We collected WES and WGS data of Korean individuals from independent research groups in Korea. All sequencing data were obtained from normal tissues or blood samples following standard protocols. This project was performed with approval of the Institutional Review Board of each group (Seoul National University and others), in which all donors provided a written informed consent. All the experiments were performed in de-identified status and in accordance with relevant guidelines and regulations.

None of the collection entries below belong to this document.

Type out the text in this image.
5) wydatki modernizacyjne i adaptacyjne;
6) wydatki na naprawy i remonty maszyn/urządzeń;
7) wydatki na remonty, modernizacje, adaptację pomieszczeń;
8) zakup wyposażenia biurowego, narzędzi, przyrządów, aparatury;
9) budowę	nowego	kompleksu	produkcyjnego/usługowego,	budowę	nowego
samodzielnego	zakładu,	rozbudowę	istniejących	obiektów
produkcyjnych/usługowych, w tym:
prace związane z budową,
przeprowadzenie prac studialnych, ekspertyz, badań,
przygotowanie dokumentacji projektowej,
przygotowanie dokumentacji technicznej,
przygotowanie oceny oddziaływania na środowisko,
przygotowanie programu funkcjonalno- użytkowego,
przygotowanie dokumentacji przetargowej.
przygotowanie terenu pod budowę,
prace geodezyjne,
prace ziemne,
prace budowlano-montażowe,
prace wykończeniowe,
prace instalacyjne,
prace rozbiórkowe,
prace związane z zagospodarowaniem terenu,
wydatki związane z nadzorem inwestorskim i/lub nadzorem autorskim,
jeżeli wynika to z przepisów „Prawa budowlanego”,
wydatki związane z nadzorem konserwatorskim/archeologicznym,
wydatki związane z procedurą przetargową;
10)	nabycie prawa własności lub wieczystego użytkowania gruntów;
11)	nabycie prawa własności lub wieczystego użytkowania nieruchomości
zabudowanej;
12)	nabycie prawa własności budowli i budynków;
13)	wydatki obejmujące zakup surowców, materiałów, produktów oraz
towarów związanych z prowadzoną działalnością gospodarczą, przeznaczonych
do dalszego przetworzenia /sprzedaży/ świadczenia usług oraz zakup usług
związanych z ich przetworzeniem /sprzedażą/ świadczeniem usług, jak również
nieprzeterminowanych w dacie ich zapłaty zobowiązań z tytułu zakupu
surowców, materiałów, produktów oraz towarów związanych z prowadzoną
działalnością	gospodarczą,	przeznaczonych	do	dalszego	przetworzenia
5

Variant calling and filtering

We used BWA mem with default options to align raw read sequences to the GRCh38+decoy reference sequence. After marking duplicates and sorting by coordination with MarkDuplicatesSpark, the mapping quality was recalibrated by BQSRPipelineSpark which is implemented on GATK version 4.1.3.0. Single nucleotide variants and small indels were then called using GATK HaplotypeCaller with option ‘-ERC GVCF’ throughout the intervals we defined. To genotype samples jointly, we created genomic DB and followed GATK best practice guideline. SNVs and Indels were recalibrated by GATK’s VQSR model to select 99.7% of true sites from the training set. Because we called WES and WGS variants separately, we merged the variants using hail. We then excluded multi-allelic variants and variants with GQ <20 or DP<10 or AB<0.2. Variants which violate Hardy-Weinberg equilibrium on allelic frequency (P < 10-6) when allele frequency is above 0.01 or inbreeding coefficient score is less than -0.03 were also removed. Functional annotation was performed by Variants Effect Predictor (VEP) version 101. Most severe consequences per gene were selected for each variant using gnomAD python library.